I have loved dogs all my life, starting with my first dog, “Timmy,” a part spaniel, when I was a child growing up in Vermilion, Ohio. Can anyone forget their first dog?
He followed me through the cornfields and up and down the wild beaches of Lake Erie where I roamed in the ’40s playing out adventures. He often smelled of dead fish as his favorite pastime was eating a bass or sheepshead washed up on the beach and then chasing after me for a hug.
Mother tried her best to hide his death from me, she was of the ilk that lied to children in order to shield them from grief, (to the point I was not even allowed to go to any funeral), meaning well of course. I finally realized after many weeks that Timmy, who was “sick and at the vet’s,” was not coming back. I recall shrieking in rage like a sudden summer squall blowing in from across the lake in Canada at the realization that Timmy was dead. How could Mother lie to me?
I was at the home of a cocker spaniel breeder looking for a puppy but fell in love at first sight with a tri-colored cocker who stared out at me from a small cage. “He is not a puppy and he is not for sale” the breeder said, steering me back to her brood of all beige and all black puppies.
But I kept looking back at the caged dog. “How much for that dog?” I asked and was again told he was not for sale, he was a year old and that she had just purchased him from Yoder Farms in Newport News to be a stud dog to introduce tri-colored spaniels to her next litter of pups.
The dog stared back at me with the saddest eyes as if to say he didn’t like the fate that had been planned for him nor his caged life. His despondent look did it. I told the woman it was that dog or no dog and she finally agreed to sell him to me.
On the way home I held his trembling body close assuring him he was never going to see a cage again. But before we could get him into the house he jumped out of my arms and hid somewhere in our fenced-in backyard. There was no use trying to find a black dog in the dark, but we retrieved him the next morning for breakfast.
Barely a week had passed when Dandy on a walk along Kent Street bolted at the sudden sight of a woman coming out of Waterman’s Park and ran off dragging his extended leash behind him.
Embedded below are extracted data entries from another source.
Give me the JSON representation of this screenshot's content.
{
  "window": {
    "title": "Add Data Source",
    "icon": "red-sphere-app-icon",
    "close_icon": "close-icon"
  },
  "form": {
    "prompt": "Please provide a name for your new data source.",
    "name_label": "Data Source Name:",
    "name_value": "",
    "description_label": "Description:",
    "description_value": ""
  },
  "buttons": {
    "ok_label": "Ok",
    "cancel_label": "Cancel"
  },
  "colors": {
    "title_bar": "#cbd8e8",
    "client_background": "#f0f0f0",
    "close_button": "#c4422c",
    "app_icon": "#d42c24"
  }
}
He was running so fast I could not catch him. He disappeared around the bend. The sound of the plastic handle bouncing on the road behind him only made him run faster.
We put a notice of his loss in the Sentinel and the dog lovers in Urbanna turned out to help look for Dandy. But there was no sign of him. It was as if he had disappeared into thin air.
Eight days later neighbor Barbara Shackelford knocked on my door. She heard a crying in the marsh behind her house. Chip and I raced out the door and ran to the marshes on Obert Street calling his name and plunging through the marshes.
“I see the end of the leash!” Chip shouted. He followed it as it coiled around shrubs, prickers and marsh grass. There was Dandy, trembling in fear at the end of the leash. He was still alive!
I picked him up in my arms and sobbing, I ran back to the house. I don’t know how I had the energy to run so far. I gave him water, then called Hartfield Animal hospital. The office was closed but I left a message. Dr. Skinner called me back within minutes. “Give him a little milk, rice and chopped chicken but go easy on food for a while,” he said.
That Dandy had survived so long without food and water seemed a miracle. Heavy rain during that week must have provided him with enough water. He recovered quickly.
From that point on he never let me out of his sight, unless, of course I left him, and he waited faithfully for my return at the front gate, tail a wagging.
Dr. Goldsmith took good care of him in his last years. When he became infirm, she found a heart medicine that kept him going for another year. We were so grateful for her advice and good care.
We feel fortunate to have had Dandy these past 12 years. Meanwhile, I still feel his presence, in his bed next to the sofa, near my desk where I write, at the dinner table and always by my side. Like a shadow, a furry angel, Dandy is still there, watching over me.